Fortunately, some of those cats are actually out of the bag, as the dire statistics above indicate. The judgment in the Waterloo case was full of data, which led to the ruling. Looked at over time, all this information illuminates the deterioration of conditions for Ontarians, not just the most vulnerable but everyone in precarious jobs, families strained by caregiving, workers with inadequate retirement savings headed for late-life poverty, and those unlucky enough to have had a bad boss, a bad spouse, or bad health.
Ford doesn’t like the Charter and wants to use the disabling part of it, the notwithstanding clause. What he doesn’t understand is that the Charter is necessary to protect Canadians against the negligence and casual vandalism of politicians like him. The Charter is there to protect vulnerable people, not underpin careless and inept political leaders.
Democracy in Canada is not just elections and the exercise of power. It is about people having access to recourse when power has punished them. Viable and timely access to recourse would make politicians weigh their actions wisely, to fulfill their duty to protect and duty of care, lest they suffer the consequences of having their actions aired in the public forum of a courtroom. This would provide meaningful accountability.

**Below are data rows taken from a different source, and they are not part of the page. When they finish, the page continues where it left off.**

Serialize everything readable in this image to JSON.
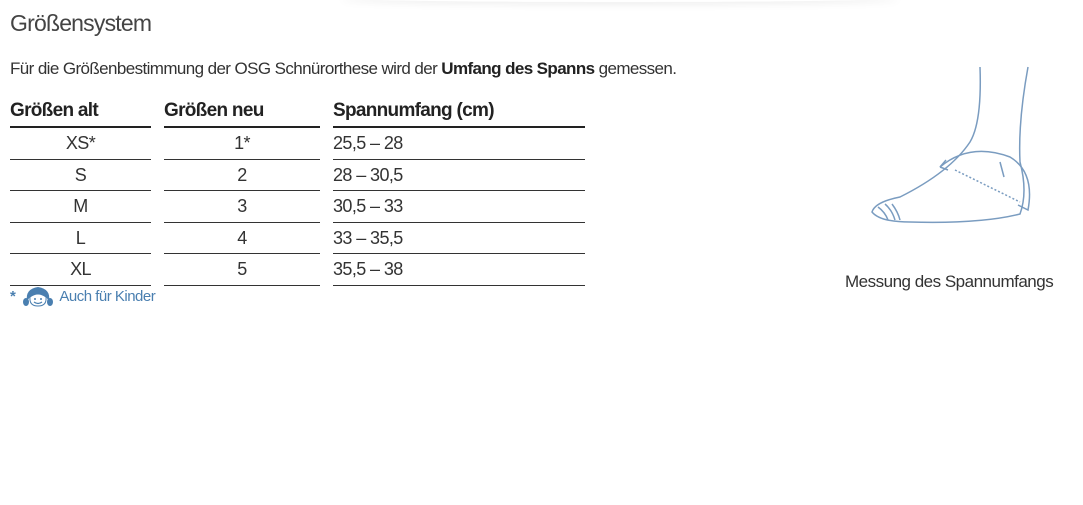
{
  "title": "Größensystem",
  "intro": {
    "before": "Für die Größenbestimmung der OSG Schnürorthese wird der ",
    "bold": "Umfang des Spanns",
    "after": " gemessen."
  },
  "table": {
    "headers": [
      "Größen alt",
      "Größen neu",
      "Spannumfang (cm)"
    ],
    "rows": [
      [
        "XS*",
        "1*",
        "25,5 – 28"
      ],
      [
        "S",
        "2",
        "28 – 30,5"
      ],
      [
        "M",
        "3",
        "30,5 – 33"
      ],
      [
        "L",
        "4",
        "33 – 35,5"
      ],
      [
        "XL",
        "5",
        "35,5 – 38"
      ]
    ]
  },
  "footnote": {
    "marker": "*",
    "icon": "child-face-icon",
    "text": "Auch für Kinder"
  },
  "illustration": {
    "icon": "foot-measurement-icon",
    "caption": "Messung des Spannumfangs"
  },
  "colors": {
    "accent": "#4a7fb0",
    "illustration": "#7a9cc0"
  }
}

When Canadians elect political leaders, they don’t abandon everything to whatever that politician wants. Elections are blunt instruments, usually waged on a narrow set of issues, so ongoing monitoring and challenges are necessary. Some of this comes from opposition parties in the legislature, some from the media, and some must come from legal challenges. Without that access to recourse, we are left with what journalist Jeffrey Simpson once called a friendly dictatorship. In Ford’s case, it isn’t so friendly when he is kicking people when they’re down or denigrating other key actors in our democracy, like judges.
Those people Ford kicks when they are down may be our parent, child, sister, or friend. They are us. Their struggles aren’t an accident, but a symptom of neglect. After a decade in power, they are Doug Ford’s Ontarians. He should be ashamed of himself.